What's happening at Lifeblood?

What's happening at Lifeblood?

The study you’re involved in is just one of the ways we’re learning more about how COVID is affecting Australia.

From Prof Iain Gosbell and Dr Veronica Hoad

While we’ve removed almost all COVID-19 restrictions, the most important thing remains: we need our donors to be healthy and well.

That’s why we’re still asking donors to wait until 7 days after they recover from COVID 19 before they can donate again.

Blood donors like you are providing key knowledge on COVID-19 exposure in the Australian population through Australia’s SARS-CoV-2 serosurveys.

The June 2022 collection (which was before the Omicron BA5 peak), showed that almost half (46%, to be exact) of the population had been exposed to SARS-CoV-2 through infection. Our September collection results have just been released too — 65% of the population have now been exposed! The fourth round is starting this month.

 

What do we know about COVID antibody responses?

What does our expert at the Kirby Institute say?

Assoc Prof Stuart Turville, Kirby Institute.

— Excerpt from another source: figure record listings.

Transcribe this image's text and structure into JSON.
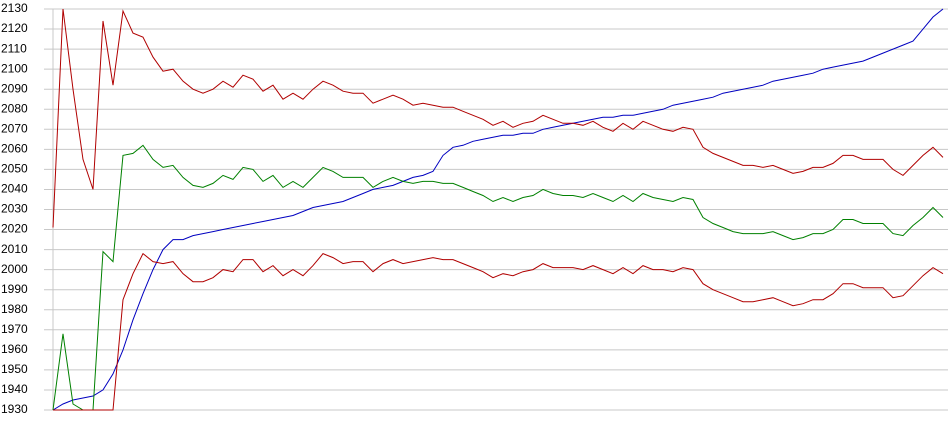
{
  "chart_data": {
    "type": "line",
    "ylim": [
      1930,
      2130
    ],
    "yticks": [
      1930,
      1940,
      1950,
      1960,
      1970,
      1980,
      1990,
      2000,
      2010,
      2020,
      2030,
      2040,
      2050,
      2060,
      2070,
      2080,
      2090,
      2100,
      2110,
      2120,
      2130
    ],
    "grid": true,
    "series": [
      {
        "color": "#0000c0",
        "values": [
          1930,
          1933,
          1935,
          1936,
          1937,
          1940,
          1948,
          1960,
          1975,
          1988,
          2000,
          2010,
          2015,
          2015,
          2017,
          2018,
          2019,
          2020,
          2021,
          2022,
          2023,
          2024,
          2025,
          2026,
          2027,
          2029,
          2031,
          2032,
          2033,
          2034,
          2036,
          2038,
          2040,
          2041,
          2042,
          2044,
          2046,
          2047,
          2049,
          2057,
          2061,
          2062,
          2064,
          2065,
          2066,
          2067,
          2067,
          2068,
          2068,
          2070,
          2071,
          2072,
          2073,
          2074,
          2075,
          2076,
          2076,
          2077,
          2077,
          2078,
          2079,
          2080,
          2082,
          2083,
          2084,
          2085,
          2086,
          2088,
          2089,
          2090,
          2091,
          2092,
          2094,
          2095,
          2096,
          2097,
          2098,
          2100,
          2101,
          2102,
          2103,
          2104,
          2106,
          2108,
          2110,
          2112,
          2114,
          2120,
          2126,
          2130
        ]
      },
      {
        "color": "#b00000",
        "values": [
          2021,
          2130,
          2090,
          2055,
          2040,
          2124,
          2092,
          2129,
          2118,
          2116,
          2106,
          2099,
          2100,
          2094,
          2090,
          2088,
          2090,
          2094,
          2091,
          2097,
          2095,
          2089,
          2092,
          2085,
          2088,
          2085,
          2090,
          2094,
          2092,
          2089,
          2088,
          2088,
          2083,
          2085,
          2087,
          2085,
          2082,
          2083,
          2082,
          2081,
          2081,
          2079,
          2077,
          2075,
          2072,
          2074,
          2071,
          2073,
          2074,
          2077,
          2075,
          2073,
          2073,
          2072,
          2074,
          2071,
          2069,
          2073,
          2070,
          2074,
          2072,
          2070,
          2069,
          2071,
          2070,
          2061,
          2058,
          2056,
          2054,
          2052,
          2052,
          2051,
          2052,
          2050,
          2048,
          2049,
          2051,
          2051,
          2053,
          2057,
          2057,
          2055,
          2055,
          2055,
          2050,
          2047,
          2052,
          2057,
          2061,
          2056
        ]
      },
      {
        "color": "#008000",
        "values": [
          1930,
          1968,
          1933,
          1930,
          1930,
          2009,
          2004,
          2057,
          2058,
          2062,
          2055,
          2051,
          2052,
          2046,
          2042,
          2041,
          2043,
          2047,
          2045,
          2051,
          2050,
          2044,
          2047,
          2041,
          2044,
          2041,
          2046,
          2051,
          2049,
          2046,
          2046,
          2046,
          2041,
          2044,
          2046,
          2044,
          2043,
          2044,
          2044,
          2043,
          2043,
          2041,
          2039,
          2037,
          2034,
          2036,
          2034,
          2036,
          2037,
          2040,
          2038,
          2037,
          2037,
          2036,
          2038,
          2036,
          2034,
          2037,
          2034,
          2038,
          2036,
          2035,
          2034,
          2036,
          2035,
          2026,
          2023,
          2021,
          2019,
          2018,
          2018,
          2018,
          2019,
          2017,
          2015,
          2016,
          2018,
          2018,
          2020,
          2025,
          2025,
          2023,
          2023,
          2023,
          2018,
          2017,
          2022,
          2026,
          2031,
          2026
        ]
      },
      {
        "color": "#b00000",
        "values": [
          1930,
          1930,
          1930,
          1930,
          1930,
          1930,
          1930,
          1985,
          1998,
          2008,
          2004,
          2003,
          2004,
          1998,
          1994,
          1994,
          1996,
          2000,
          1999,
          2005,
          2005,
          1999,
          2002,
          1997,
          2000,
          1997,
          2002,
          2008,
          2006,
          2003,
          2004,
          2004,
          1999,
          2003,
          2005,
          2003,
          2004,
          2005,
          2006,
          2005,
          2005,
          2003,
          2001,
          1999,
          1996,
          1998,
          1997,
          1999,
          2000,
          2003,
          2001,
          2001,
          2001,
          2000,
          2002,
          2000,
          1998,
          2001,
          1998,
          2002,
          2000,
          2000,
          1999,
          2001,
          2000,
          1993,
          1990,
          1988,
          1986,
          1984,
          1984,
          1985,
          1986,
          1984,
          1982,
          1983,
          1985,
          1985,
          1988,
          1993,
          1993,
          1991,
          1991,
          1991,
          1986,
          1987,
          1992,
          1997,
          2001,
          1998
        ]
      }
    ]
  }
}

We’re learning how a population’s immunity changes in face of a virus like SARS CoV-2, in collaboration with the Kirby Institute. The teams there have been at the forefront of SARS CoV-2 variant isolation and analysis. While isolating the virus is one thing, testing if a person’s antibodies can bind and block the virus is another.

From the start of the pandemic, hundreds of plasma donors have helped us understand how antibodies can bind to current variants, and what relative threat variants represent the community.

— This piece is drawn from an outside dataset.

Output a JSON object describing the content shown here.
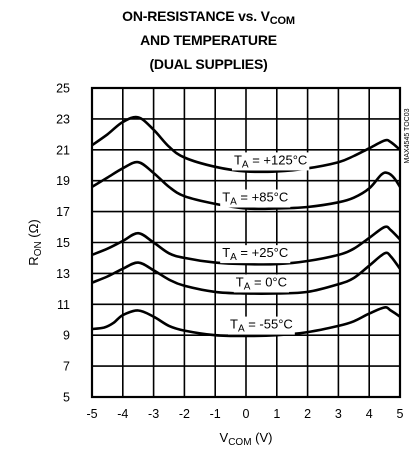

In 2021, this approach was used to highlight the high risk of Omicron spread, even within a highly vaccinated community. Now, the team is looking at many viral variants that have appeared after the recent BA5  wave. The team has, importantly, observed that immune responses have matured to a point that makes it harder for the virus to slip past existing antibodies.

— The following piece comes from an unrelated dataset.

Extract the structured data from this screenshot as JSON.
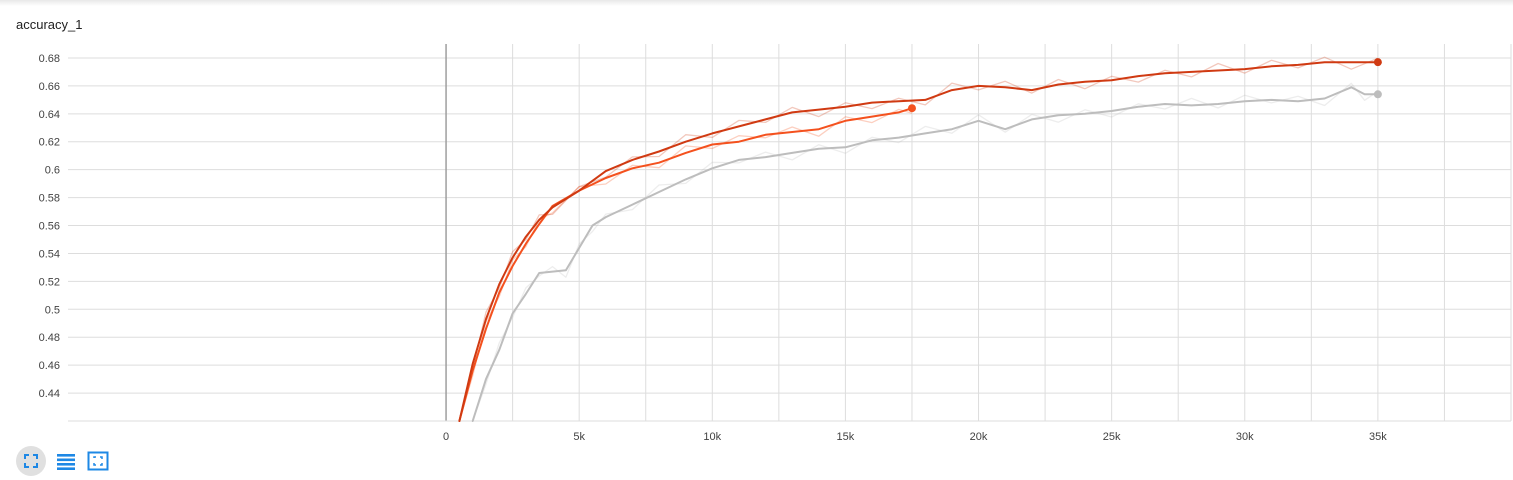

While there is talk of many emerging virus variants in the community, it is likely the result of increased pressure on the virus to change in an environment of high levels of immunity. The prediction is that future infection waves will decrease, but it’s still important that we isolate and study emerging variants in the community. These studies provide early signs of variants we may need to look at carefully and they can lead to changes in national therapeutic and vaccine guideline advice. Fortunately, generous plasma donations give us the power to ask how existing and current immunity can deal with variants as they appear.